The education landscape has radically changed in recent years, with No Child Left Behind as just one particularly brutal manifestation of the anti-teacher, anti-education mindset relentlessly pushing education toward “reform.” But education does not need reform. There is nothing broken in our educational system except its vulnerability to outside sabotage.

Non-educators frequently urge “disruption” of education as a virtue, rather than something to be avoided. They imagine that embracing Khan Academy videos in a “flipped” classroom is a radical innovation, and is superior to an actual teacher who explains things by drawing on a board (gee—just like Khan Academy, except teachers also have an “interactive” feature!). Such self-styled “reformers” embrace magical thinking that posits that teachers could do better if only they feared for their jobs. The truth is that teachers just need to be left alone to do their jobs, instead of facing incessant interference from the latest fads imposed on them by administrators and legislators, most of whom have never spent a single day in a classroom in front of difficult students.

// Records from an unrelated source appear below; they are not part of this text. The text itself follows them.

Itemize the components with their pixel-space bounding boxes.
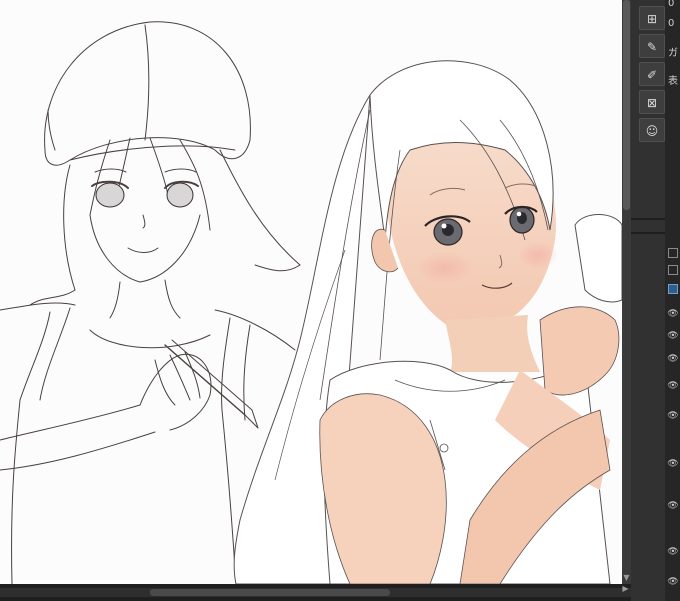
vertical-scrollbar[interactable]: ▼ — [622, 0, 631, 584]
edit-layer-icon[interactable]: ✎ — [639, 34, 665, 58]
drawing-canvas[interactable] — [0, 0, 622, 584]
layer-mode-icon[interactable] — [668, 265, 678, 275]
eye-icon[interactable]: 👁 — [667, 310, 679, 319]
vertical-scroll-thumb[interactable] — [623, 0, 630, 210]
eye-icon[interactable]: 👁 — [667, 502, 679, 511]
scroll-down-arrow-icon[interactable]: ▼ — [622, 572, 631, 584]
scroll-right-arrow-icon[interactable]: ▶ — [620, 584, 631, 593]
strip-label: 0 — [668, 0, 675, 9]
eye-icon[interactable]: 👁 — [667, 460, 679, 469]
strip-label: ガ — [668, 48, 678, 59]
horizontal-scrollbar[interactable]: ▶ — [0, 584, 631, 601]
horizontal-scroll-track — [0, 588, 631, 597]
layer-mode-icon[interactable] — [668, 248, 678, 258]
eye-icon[interactable]: 👁 — [667, 578, 679, 587]
strip-label: 0 — [668, 18, 675, 29]
right-girl-colored — [233, 60, 622, 584]
person-material-icon[interactable]: ☺ — [639, 118, 665, 142]
layer-selected-icon[interactable] — [668, 284, 678, 294]
edit-layer-alt-icon[interactable]: ✐ — [639, 62, 665, 86]
illustration — [0, 21, 622, 584]
strip-label: 表 — [668, 76, 678, 87]
eye-icon[interactable]: 👁 — [667, 382, 679, 391]
new-layer-folder-icon[interactable]: ⊞ — [639, 6, 665, 30]
horizontal-scroll-thumb[interactable] — [150, 589, 390, 596]
eye-icon[interactable]: 👁 — [667, 355, 679, 364]
eye-icon[interactable]: 👁 — [667, 548, 679, 557]
eye-icon[interactable]: 👁 — [667, 332, 679, 341]
eye-icon[interactable]: 👁 — [667, 412, 679, 421]
delete-layer-icon[interactable]: ⊠ — [639, 90, 665, 114]
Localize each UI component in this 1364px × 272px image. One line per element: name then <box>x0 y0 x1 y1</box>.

Want to improve science education? Want to increase the number of science teachers in teacher training programs and earning credentials? Want to start the school year with permanent teachers in every classroom? Then create an environment where adults are properly compensated for their work, where teachers are not blamed for every manifestation of social problems, where meaningless tests given for the sake of “accountability” do not dominate the school year. Science education, and education in general, could benefit from the reform of being free from endless “reforms.” 

Short Bio

Steve Newton is a former Programs and Policy Director at NCSE.